Survivre aux crises ? (2) L'empathie chaleureuse de la fraternité ordinaire

Un deuxième motif d'interrogation à l'égard des sept principes de survie proposés par Attali réside dans la caractérisation du rapport aux autres. "Etre capable de résister à des attaques" et "transformer une attaque en moyen de résistance" : cela définit un rapport aux autres essentiellement défensif et centré sur soi, dans lequel la capacité de résilience se combinerait en quelque sorte aux techniques du judo.

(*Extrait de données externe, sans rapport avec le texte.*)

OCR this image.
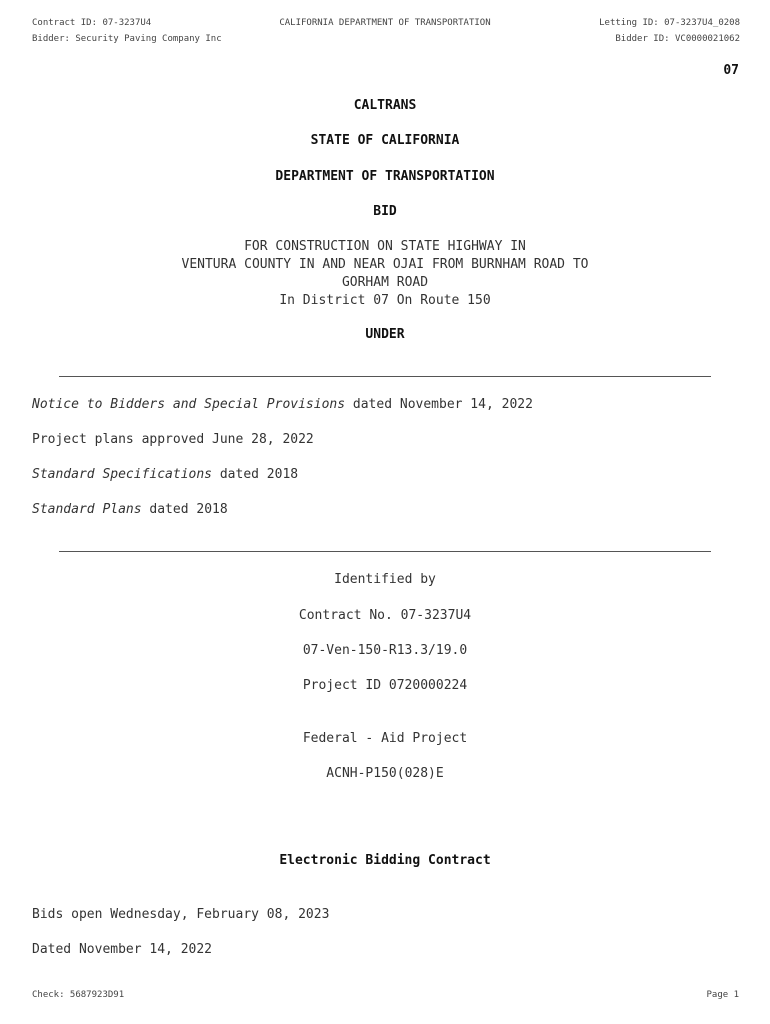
Contract ID: 07-3237U4	CALIFORNIA DEPARTMENT OF TRANSPORTATION	Letting ID: 07-3237U4_0208
Bidder: Security Paving Company Inc	Bidder ID: VC0000021062
07
CALTRANS
STATE OF CALIFORNIA
DEPARTMENT OF TRANSPORTATION
BID
FOR CONSTRUCTION ON STATE HIGHWAY IN
VENTURA COUNTY IN AND NEAR OJAI FROM BURNHAM ROAD TO
GORHAM ROAD
In District 07 On Route 150
UNDER
Notice to Bidders and Special Provisions dated November 14, 2022
Project plans approved June 28, 2022
Standard Specifications dated 2018
Standard Plans dated 2018
Identified by
Contract No. 07-3237U4
07-Ven-150-R13.3/19.0
Project ID 0720000224
Federal - Aid Project
ACNH-P150(028)E
Electronic Bidding Contract
Bids open Wednesday, February 08, 2023
Dated November 14, 2022
Check: 5687923D91	Page 1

Que le monde soit marqué par la violence et les relations par le conflit et qu'il nous faille prendre position au milieu de l'arène, cela ne sera nié que par les sots ou les saints. Mais si le conflit est structurant, pourquoi serait-il premier dans un contexte où, de surcroît, l'autre n'est réintroduit plus positivement dans le système que comme objet de connaissance (cinquième principe : "comprendre les autres") ?

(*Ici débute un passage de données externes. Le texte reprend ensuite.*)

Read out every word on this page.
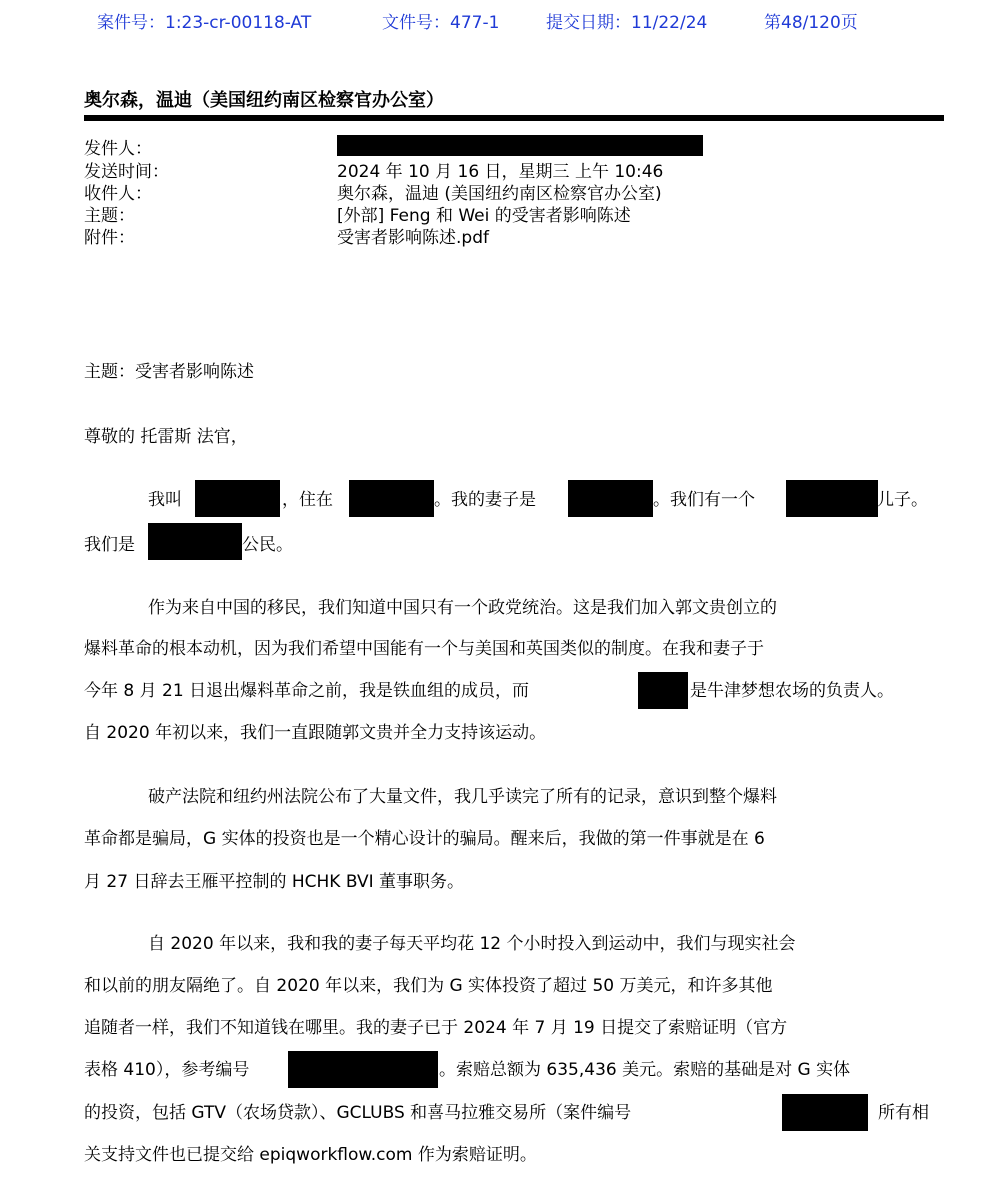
案件号：1:23-cr-00118-AT	文件号：477-1	提交日期：11/22/24	第48/120页
奥尔森，温迪（美国纽约南区检察官办公室）
发件人：
发送时间：	2024 年 10 月 16 日，星期三 上午 10:46
收件人：	奥尔森，温迪 (美国纽约南区检察官办公室)
主题：	[外部] Feng 和 Wei 的受害者影响陈述
附件：	受害者影响陈述.pdf
主题：受害者影响陈述
尊敬的 托雷斯 法官，
我叫	，住在	。我的妻子是	。我们有一个	儿子。
我们是	公民。
作为来自中国的移民，我们知道中国只有一个政党统治。这是我们加入郭文贵创立的
爆料革命的根本动机，因为我们希望中国能有一个与美国和英国类似的制度。在我和妻子于
今年 8 月 21 日退出爆料革命之前，我是铁血组的成员，而	是牛津梦想农场的负责人。
自 2020 年初以来，我们一直跟随郭文贵并全力支持该运动。
破产法院和纽约州法院公布了大量文件，我几乎读完了所有的记录，意识到整个爆料
革命都是骗局，G 实体的投资也是一个精心设计的骗局。醒来后，我做的第一件事就是在 6
月 27 日辞去王雁平控制的 HCHK BVI 董事职务。
自 2020 年以来，我和我的妻子每天平均花 12 个小时投入到运动中，我们与现实社会
和以前的朋友隔绝了。自 2020 年以来，我们为 G 实体投资了超过 50 万美元，和许多其他
追随者一样，我们不知道钱在哪里。我的妻子已于 2024 年 7 月 19 日提交了索赔证明（官方
表格 410），参考编号	。索赔总额为 635,436 美元。索赔的基础是对 G 实体
的投资，包括 GTV（农场贷款）、GCLUBS 和喜马拉雅交易所（案件编号	所有相
关支持文件也已提交给 epiqworkflow.com 作为索赔证明。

On préfère là-dessus les leçons de Rapaport, philosophe ayant formalisé au plan de la psychologie les résultats des recherches menées par le mathématicien Robert Axelrod dans les années soixante-dix sur la manière la plus efficace de se comporter. Ces principes sont au nombre de trois et associent : coopération (toujours coopérer a priori avec autrui), réciprocité (donner en fonction de ce que l'on reçoit) et pardon (remettre les pendules à l'heure pour donner une chance à la relation de repartir sur de nouvelles bases).

Par rapport à une approche centrée sur la compréhension faisant de l'autre un pur objet de connaissance, cette philosophie pratique a aussi le mérite d'intégrer le rapport à l'autre dans un "faire ensemble", dans la dynamique d'une relation mue par une action commune. C'est aussi pour cette raison que les spécialistes de la négociation à Cambridge (Andy Wasynczuk, David Lax, James Sebenius) s'appuient sur cette trilogie dans le but d'optimiser toute négociation (ils y ajoutent la nécessité de clarifier ses intentions, qui présente l'intérêt de définir le cadre plutôt que de le subir).

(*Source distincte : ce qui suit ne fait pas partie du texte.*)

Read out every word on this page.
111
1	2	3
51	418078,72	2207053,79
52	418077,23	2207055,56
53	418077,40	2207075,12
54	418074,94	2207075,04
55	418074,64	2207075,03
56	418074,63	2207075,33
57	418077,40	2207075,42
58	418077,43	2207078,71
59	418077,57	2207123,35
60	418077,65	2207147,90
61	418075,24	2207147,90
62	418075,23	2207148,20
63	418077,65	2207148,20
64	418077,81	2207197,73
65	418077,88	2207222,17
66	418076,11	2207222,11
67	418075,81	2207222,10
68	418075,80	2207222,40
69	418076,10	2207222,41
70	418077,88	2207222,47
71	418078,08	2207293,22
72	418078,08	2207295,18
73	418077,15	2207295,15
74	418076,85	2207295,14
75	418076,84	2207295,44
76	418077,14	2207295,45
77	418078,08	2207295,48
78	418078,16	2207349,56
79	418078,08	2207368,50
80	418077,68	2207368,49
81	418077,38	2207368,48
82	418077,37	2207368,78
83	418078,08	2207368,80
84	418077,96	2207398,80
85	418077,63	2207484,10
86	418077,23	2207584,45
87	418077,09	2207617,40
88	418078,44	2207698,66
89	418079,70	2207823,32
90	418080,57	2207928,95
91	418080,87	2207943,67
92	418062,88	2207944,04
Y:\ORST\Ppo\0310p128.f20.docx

Il reste le problème de l'action et de la vitesse. Que signifie donc "avoir un projet à long terme" dans un contexte où il est souhaitable de "changer radicalement d'activité" et de "bouger à très grande vitesse" ? La réalité est qu'accoucher d'un tel projet prend du temps et que c'est, le plus souvent, la fin qui donne son sens à l'ensemble - c'est le biais habituel des biographies. Il serait plus juste d'évoquer l'identification d'une vocation, du type : créer, aider, transmettre, etc, qui formerait l'inspiration générale du projet en question, un "méta-projet" en quelque sorte, qui pourrait en effet se traduire par une multitude d'actions complémentaires au gré des circonstances et des opportunités.

Quant à la philosophie de la vitesse proposée par l'auteur, elle est au fond, pour l'essentiel, celle du prospectiviste. Les autres savent bien que la vitesse n'est pas un atout en soi mais par la capacité qu'elle confère : 1) d'anticiper sur les problèmes, 2) de se connecter aux groupes. "La démocratie est un partage de la vitesse" dit à juste titre Virilio. Cela vaut pour l'essentiel des groupes et des organisations et c'est en quoi cet ensemble de principes apparaît aussi visionnaire que solitaire.

On dirait en fin de compte que que dans cette philosophie de la blessure, la blessure l'emporte sur la philosohie. Identité, altérité, action, vitesse : sur ces quatre points clés, la thérie pratique proposée par Attali est aussi séduisante en apparence que limitée dans sa portée. Confrontée à d'autres approches de sources culturelles différentes, elle apparaît en réalité ici comme porteuse de ce qu'elle pourfend ailleurs : l'individualisme au sein de la tribu et le conflit comme mode de relation dominant. En somme, une pensée française s'est substituée ici à l'intelligence du monde.

07/04/2010

Survivre aux crises ? (1) L'exploration de soi

Voilà une idée ancienne que la précarité du monde aura pu, un temps, paraître disqualifier quand elle la rend, au contraire, plus nécessaire. Nous gagnerions sans doute, entre l'adolescence et le premier état adulte, quelque part entre vingt et trente ans, dans cette première confrontation entre la formation et le réel que représente le premier "cycle septennaire" de la vie (*), à formuler quelques uns des principes et des règles de conduite qui nous semblent essentiels à une existence honorable.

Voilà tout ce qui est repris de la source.